Need to show tax receipt when leaving Taiwan?

When I leave Taiwan in April, do I need to have my tax receipt or other docs handy to show them I paid my taxes? (I worked under a one year ARC).


I haven’t had to recently. But then I had a reentry permit.

I remember you used to have to get tax clearance statement before going abroad, but not in the last five years!


The requirement for an exit permit was eliminated in the early 1990’s.

One of the major criteria for getting an exit permit was to produce evidence of having paid taxes.

Hence, to my knowledge, this requirement is no longer in existence.

I’ve never heard of anyone being stopped at the airport.

However, overstays are a separate consideration. I remember when I overstayed a visa last last year the FA police would only give me an exit stamp after I had paid the overstay fine AND filed my outstanding taxes (one-year in arrears at that point). They can make life hard for you if they put their minds to it.

I am the position where I have been told I owe over half a year of “back-taxes”. Furthermore, I have been threatened with the fact that I cannot leave Taiwan without a “tax receipt”. Following this thread, I can see the my boss is clearly lying to me about needing a tax receipt to leave. I have no wish to break any laws if I do indeed owe tax. Any suggestions for dealing with this “sudden” tax?

Tell your boss that you file your own taxes. He or she should have given you a tax statement in January to show your total wages earned and how much (if any) was deducted for taxes. Take this statement to the tax office and fill out a tax form. The people at the counter are usually very helpful, so don’t be afraid to ask questions. (At least in Taipei–I don’t know about other areas.) If you were here for more than 183 days last year you will be taxed at the local rate. Otherwise it’s 20%. IIRC, if you plan on leaving the country for good before the end of this year, you technically should file this year’s taxes before you leave–especially if the boss has been deducting taxes, as you might be due a refund.

Excellent advice.

Some other advice would be to not work for such an obvious lyin’ crook.

Thank you for the earlier advice. A continuation of the events. I talked with my boss about my salary and taxes. Apparently the accountant is “angry” with me for asking questions. They are deducting tax and that is that. Is there somewhere I can find some legal advice, or any suggestions to conclude and diffuse this sitaution. (as a side note, my experience in Asia has taught me to always be polite and smile, so there has certainly been no shouting or such).

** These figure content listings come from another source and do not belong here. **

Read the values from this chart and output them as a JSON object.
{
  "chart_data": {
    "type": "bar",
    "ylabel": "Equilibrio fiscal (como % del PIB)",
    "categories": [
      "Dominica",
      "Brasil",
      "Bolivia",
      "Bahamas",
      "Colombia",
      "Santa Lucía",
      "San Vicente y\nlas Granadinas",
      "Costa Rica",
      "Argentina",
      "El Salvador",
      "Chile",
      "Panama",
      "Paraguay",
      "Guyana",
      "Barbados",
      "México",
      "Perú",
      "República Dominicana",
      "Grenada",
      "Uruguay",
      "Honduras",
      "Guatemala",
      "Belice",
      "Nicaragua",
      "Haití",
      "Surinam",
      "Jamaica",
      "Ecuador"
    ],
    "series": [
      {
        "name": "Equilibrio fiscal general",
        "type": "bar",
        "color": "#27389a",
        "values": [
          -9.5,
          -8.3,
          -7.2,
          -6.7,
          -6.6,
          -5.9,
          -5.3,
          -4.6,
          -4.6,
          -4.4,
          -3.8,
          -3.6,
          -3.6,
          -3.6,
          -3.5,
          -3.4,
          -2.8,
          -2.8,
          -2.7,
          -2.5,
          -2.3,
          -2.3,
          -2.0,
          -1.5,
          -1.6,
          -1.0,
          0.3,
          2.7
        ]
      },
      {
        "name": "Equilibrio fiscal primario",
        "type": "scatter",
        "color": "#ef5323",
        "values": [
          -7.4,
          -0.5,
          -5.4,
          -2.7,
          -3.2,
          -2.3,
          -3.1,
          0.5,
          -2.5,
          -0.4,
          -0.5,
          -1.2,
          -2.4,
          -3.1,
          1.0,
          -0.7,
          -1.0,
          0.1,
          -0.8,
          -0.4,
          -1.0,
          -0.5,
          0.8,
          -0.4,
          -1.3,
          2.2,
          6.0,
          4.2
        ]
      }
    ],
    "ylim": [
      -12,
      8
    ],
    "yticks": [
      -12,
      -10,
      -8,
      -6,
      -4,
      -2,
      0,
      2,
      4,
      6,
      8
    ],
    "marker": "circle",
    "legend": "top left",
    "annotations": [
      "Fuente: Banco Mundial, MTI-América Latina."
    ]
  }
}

I have had this happen to me in the past when I was green in Taiwan. My boss told me he was deducting taxes, but I hadn’t even yet got official work authorization from the MOEA or a corresponding ARC. In fact, later I found out that he was pocketing the money. If your employer is truly withholding money to pay to the tax authorities, you should receive a half-sheet form called a “Withholding & Non-Withholding Tax Statement for the Republic of China”. Your employer MUST supply you with this.

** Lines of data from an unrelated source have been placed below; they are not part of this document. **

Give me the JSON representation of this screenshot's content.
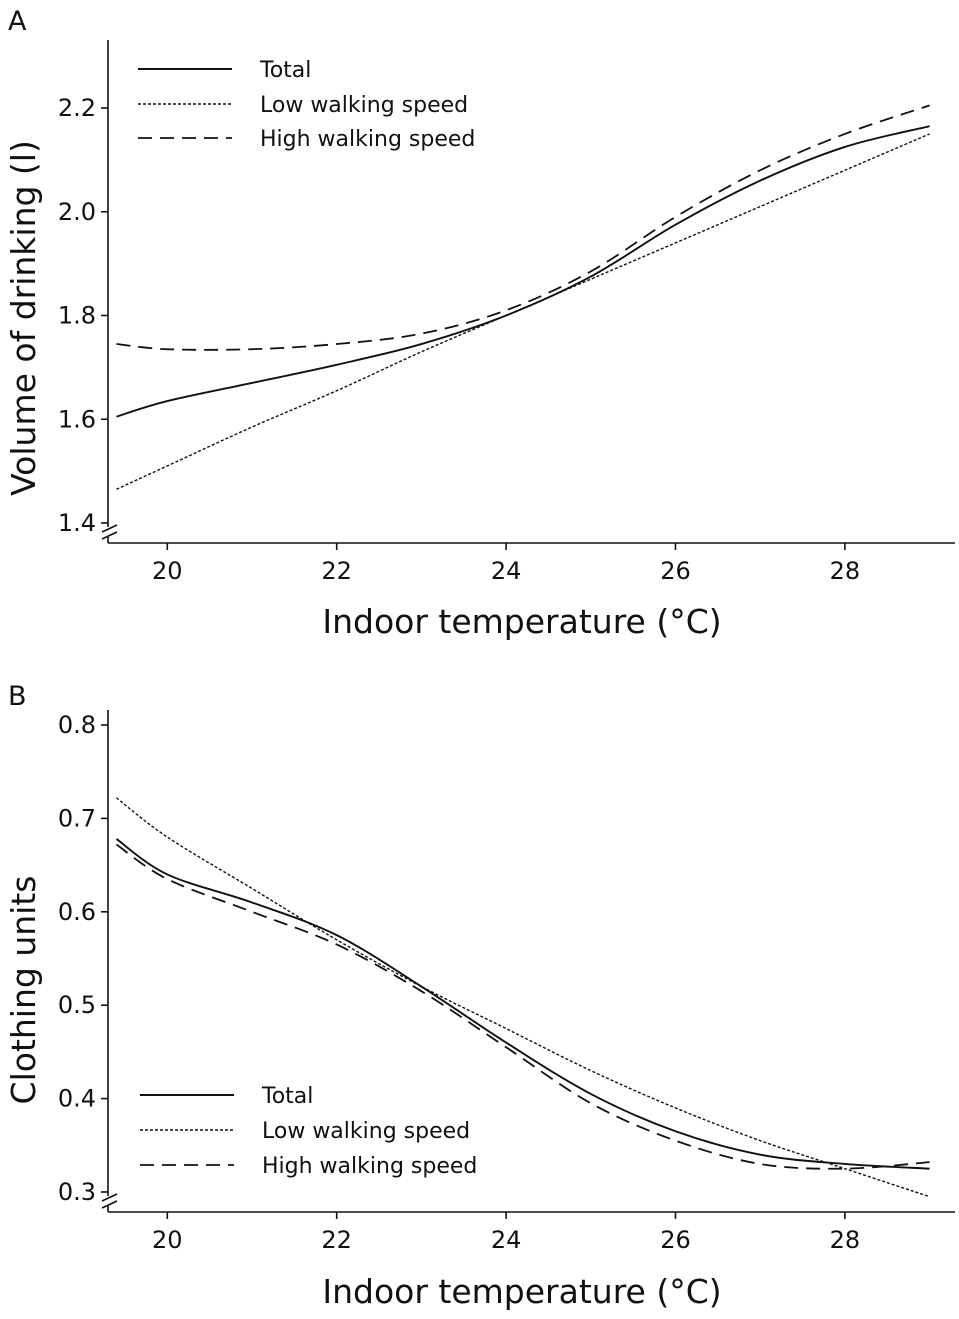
{
  "chart_data": [
    {
      "panel": "A",
      "type": "line",
      "title": "",
      "xlabel": "Indoor  temperature (°C)",
      "ylabel": "Volume of drinking (l)",
      "xlim": [
        19.3,
        29.3
      ],
      "ylim": [
        1.4,
        2.34
      ],
      "xticks": [
        20,
        22,
        24,
        26,
        28
      ],
      "xtick_labels": [
        "20",
        "22",
        "24",
        "26",
        "28"
      ],
      "yticks": [
        1.4,
        1.6,
        1.8,
        2.0,
        2.2
      ],
      "ytick_labels": [
        "1.4",
        "1.6",
        "1.8",
        "2.0",
        "2.2"
      ],
      "y_axis_break": true,
      "grid": false,
      "legend_position": "top-left",
      "series": [
        {
          "name": "Total",
          "style": "solid",
          "x": [
            19.4,
            20,
            21,
            22,
            23,
            24,
            25,
            26,
            27,
            28,
            29
          ],
          "y": [
            1.605,
            1.635,
            1.67,
            1.705,
            1.745,
            1.8,
            1.875,
            1.975,
            2.06,
            2.125,
            2.165
          ]
        },
        {
          "name": "Low walking speed",
          "style": "dotted",
          "x": [
            19.4,
            20,
            21,
            22,
            23,
            24,
            25,
            26,
            27,
            28,
            29
          ],
          "y": [
            1.465,
            1.51,
            1.585,
            1.655,
            1.73,
            1.8,
            1.87,
            1.94,
            2.01,
            2.08,
            2.15
          ]
        },
        {
          "name": "High walking speed",
          "style": "dashed",
          "x": [
            19.4,
            20,
            21,
            22,
            23,
            24,
            25,
            26,
            27,
            28,
            29
          ],
          "y": [
            1.745,
            1.735,
            1.735,
            1.745,
            1.765,
            1.81,
            1.885,
            1.99,
            2.08,
            2.15,
            2.205
          ]
        }
      ]
    },
    {
      "panel": "B",
      "type": "line",
      "title": "",
      "xlabel": "Indoor  temperature (°C)",
      "ylabel": "Clothing units",
      "xlim": [
        19.3,
        29.3
      ],
      "ylim": [
        0.3,
        0.815
      ],
      "xticks": [
        20,
        22,
        24,
        26,
        28
      ],
      "xtick_labels": [
        "20",
        "22",
        "24",
        "26",
        "28"
      ],
      "yticks": [
        0.3,
        0.4,
        0.5,
        0.6,
        0.7,
        0.8
      ],
      "ytick_labels": [
        "0.3",
        "0.4",
        "0.5",
        "0.6",
        "0.7",
        "0.8"
      ],
      "y_axis_break": true,
      "grid": false,
      "legend_position": "bottom-left",
      "series": [
        {
          "name": "Total",
          "style": "solid",
          "x": [
            19.4,
            20,
            21,
            22,
            23,
            24,
            25,
            26,
            27,
            28,
            29
          ],
          "y": [
            0.678,
            0.64,
            0.61,
            0.575,
            0.52,
            0.46,
            0.405,
            0.365,
            0.34,
            0.33,
            0.325
          ]
        },
        {
          "name": "Low walking speed",
          "style": "dotted",
          "x": [
            19.4,
            20,
            21,
            22,
            23,
            24,
            25,
            26,
            27,
            28,
            29
          ],
          "y": [
            0.722,
            0.68,
            0.625,
            0.57,
            0.52,
            0.475,
            0.43,
            0.39,
            0.355,
            0.325,
            0.295
          ]
        },
        {
          "name": "High walking speed",
          "style": "dashed",
          "x": [
            19.4,
            20,
            21,
            22,
            23,
            24,
            25,
            26,
            27,
            28,
            29
          ],
          "y": [
            0.672,
            0.635,
            0.6,
            0.565,
            0.515,
            0.455,
            0.395,
            0.355,
            0.33,
            0.325,
            0.332
          ]
        }
      ]
    }
  ],
  "panel_labels": [
    "A",
    "B"
  ]
}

Hoe long have you worked at your current job?

Also important is, do you have an ARC? and do you have a contract?


Tell them you think that the language barrier must be creating some confusion and that you’d like to see documentation of all taxes paid and withheld to clear things up. It’s possible that they paid taxes on your behalf already and that’s why they’re collecting back taxes now–although it seems like you would have had to sign the tax form even if your employer filed for you.

What percent are they deducting for taxes? If you were here for >183 days last year, it should be at the local tax rate–probably no more than 6%-10%.

I understand your urge to be polite, but there’s no reason to submit to the whims of surly accountants. If you have to, tell the boss that you thought of the accountant as your friend and that you are shocked by the accountant’s anger at you. Act as if you’re hurt. After all, you are new to the system and can’t be expected to know everything. But leave no doubt that you will receive copies of all relevant withholding information.